The report further indicates that most GROW loan borrowers are individual women entrepreneurs, with a large proportion being first-time borrowers. This signals the project’s success in expanding financial inclusion and reaching women who previously had limited access to formal credit.
In terms of demographics, the majority of beneficiaries—81.6 percent—fall within the economically active age bracket of 31 to 50 years, while 6.5 percent are youth aged between 18 and 30. This suggests that the facility is largely supporting women with established or growing businesses, rather than start-ups alone.
Access to the loans has also been geographically widespread, with women from 13 regions across Uganda benefiting from the facility. In addition, refugee women entrepreneurs have not been left behind, with at least 10 accessing loans worth over Shs70 million. This inclusive approach reflects the project’s broader goal of empowering vulnerable groups and promoting equitable economic participation.

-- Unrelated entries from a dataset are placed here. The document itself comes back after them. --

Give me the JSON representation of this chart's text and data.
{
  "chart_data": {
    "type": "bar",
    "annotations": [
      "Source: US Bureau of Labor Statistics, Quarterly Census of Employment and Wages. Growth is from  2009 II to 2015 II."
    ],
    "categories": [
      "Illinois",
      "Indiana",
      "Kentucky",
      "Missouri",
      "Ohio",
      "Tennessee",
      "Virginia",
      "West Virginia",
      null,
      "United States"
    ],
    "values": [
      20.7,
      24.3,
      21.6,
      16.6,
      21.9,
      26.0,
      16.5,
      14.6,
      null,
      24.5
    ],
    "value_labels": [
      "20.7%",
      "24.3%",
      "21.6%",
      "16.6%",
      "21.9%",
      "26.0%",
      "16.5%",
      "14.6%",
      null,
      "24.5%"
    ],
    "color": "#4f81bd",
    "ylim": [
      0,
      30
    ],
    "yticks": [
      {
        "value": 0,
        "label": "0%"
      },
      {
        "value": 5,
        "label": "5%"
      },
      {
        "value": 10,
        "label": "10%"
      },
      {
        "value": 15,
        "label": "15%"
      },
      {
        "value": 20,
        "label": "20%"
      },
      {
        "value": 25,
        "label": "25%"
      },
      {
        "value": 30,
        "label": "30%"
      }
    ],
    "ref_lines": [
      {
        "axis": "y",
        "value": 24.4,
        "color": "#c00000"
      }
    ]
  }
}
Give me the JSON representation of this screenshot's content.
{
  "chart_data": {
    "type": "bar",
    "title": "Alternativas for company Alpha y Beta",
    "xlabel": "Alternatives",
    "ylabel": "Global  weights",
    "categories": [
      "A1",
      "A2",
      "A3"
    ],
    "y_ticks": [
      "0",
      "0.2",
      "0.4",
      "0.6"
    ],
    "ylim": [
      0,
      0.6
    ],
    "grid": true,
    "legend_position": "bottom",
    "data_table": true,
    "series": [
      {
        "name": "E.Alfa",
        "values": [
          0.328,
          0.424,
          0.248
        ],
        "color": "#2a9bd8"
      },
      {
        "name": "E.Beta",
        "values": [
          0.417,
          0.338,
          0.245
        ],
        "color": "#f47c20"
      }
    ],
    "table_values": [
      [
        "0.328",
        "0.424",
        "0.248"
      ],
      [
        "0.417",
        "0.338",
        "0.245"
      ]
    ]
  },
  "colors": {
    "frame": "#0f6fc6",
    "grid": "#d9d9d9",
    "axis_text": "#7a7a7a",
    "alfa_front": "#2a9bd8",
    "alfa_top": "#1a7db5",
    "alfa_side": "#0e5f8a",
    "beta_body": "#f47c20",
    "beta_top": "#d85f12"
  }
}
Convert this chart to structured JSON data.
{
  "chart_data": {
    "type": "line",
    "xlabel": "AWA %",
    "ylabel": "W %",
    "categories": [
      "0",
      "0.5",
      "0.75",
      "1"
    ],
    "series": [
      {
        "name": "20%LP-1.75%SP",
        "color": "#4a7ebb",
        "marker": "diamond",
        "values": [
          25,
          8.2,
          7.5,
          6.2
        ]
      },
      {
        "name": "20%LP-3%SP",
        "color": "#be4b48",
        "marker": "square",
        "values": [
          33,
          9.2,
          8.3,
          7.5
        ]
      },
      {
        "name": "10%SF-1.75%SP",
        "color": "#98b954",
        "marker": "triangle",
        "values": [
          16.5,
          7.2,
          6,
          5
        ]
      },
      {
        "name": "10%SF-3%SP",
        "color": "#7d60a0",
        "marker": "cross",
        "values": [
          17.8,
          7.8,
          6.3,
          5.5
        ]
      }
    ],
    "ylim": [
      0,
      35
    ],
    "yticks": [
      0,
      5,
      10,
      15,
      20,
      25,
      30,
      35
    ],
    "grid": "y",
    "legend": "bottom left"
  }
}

Financial institutions have played a key role in delivering the loans, with 19 participating financial institutions (PFIs) actively disbursing funds. Among these, Centenary Bank, Finance Trust Bank, and Pearl Bank Uganda have been particularly prominent. The involvement of multiple PFIs has enhanced outreach and improved access to financing across different regions.
Collateral requirements remain a significant aspect of the loan process. The report shows that 98.7 percent of borrowers presented some form of collateral, with the majority using registered land titles or mortgaged properties. Others relied on unregistered land agreements, while a small number accessed loans using customary land certificates. Only 1.3 percent of borrowers did not present collateral, indicating ongoing barriers for women without formal asset ownership.
Interestingly, spousal guarantees were relatively low, with only 3.1 percent of borrowers reporting support from spouses. This suggests that many women are independently accessing and managing credit, reflecting growing financial autonomy.
Overall, the dominance of trade and commerce among GROW loan beneficiaries points to a vibrant and expanding sector driven by women entrepreneurs. With continued support, these businesses are expected to scale further, create jobs, and contribute significantly to Uganda’s economic growth.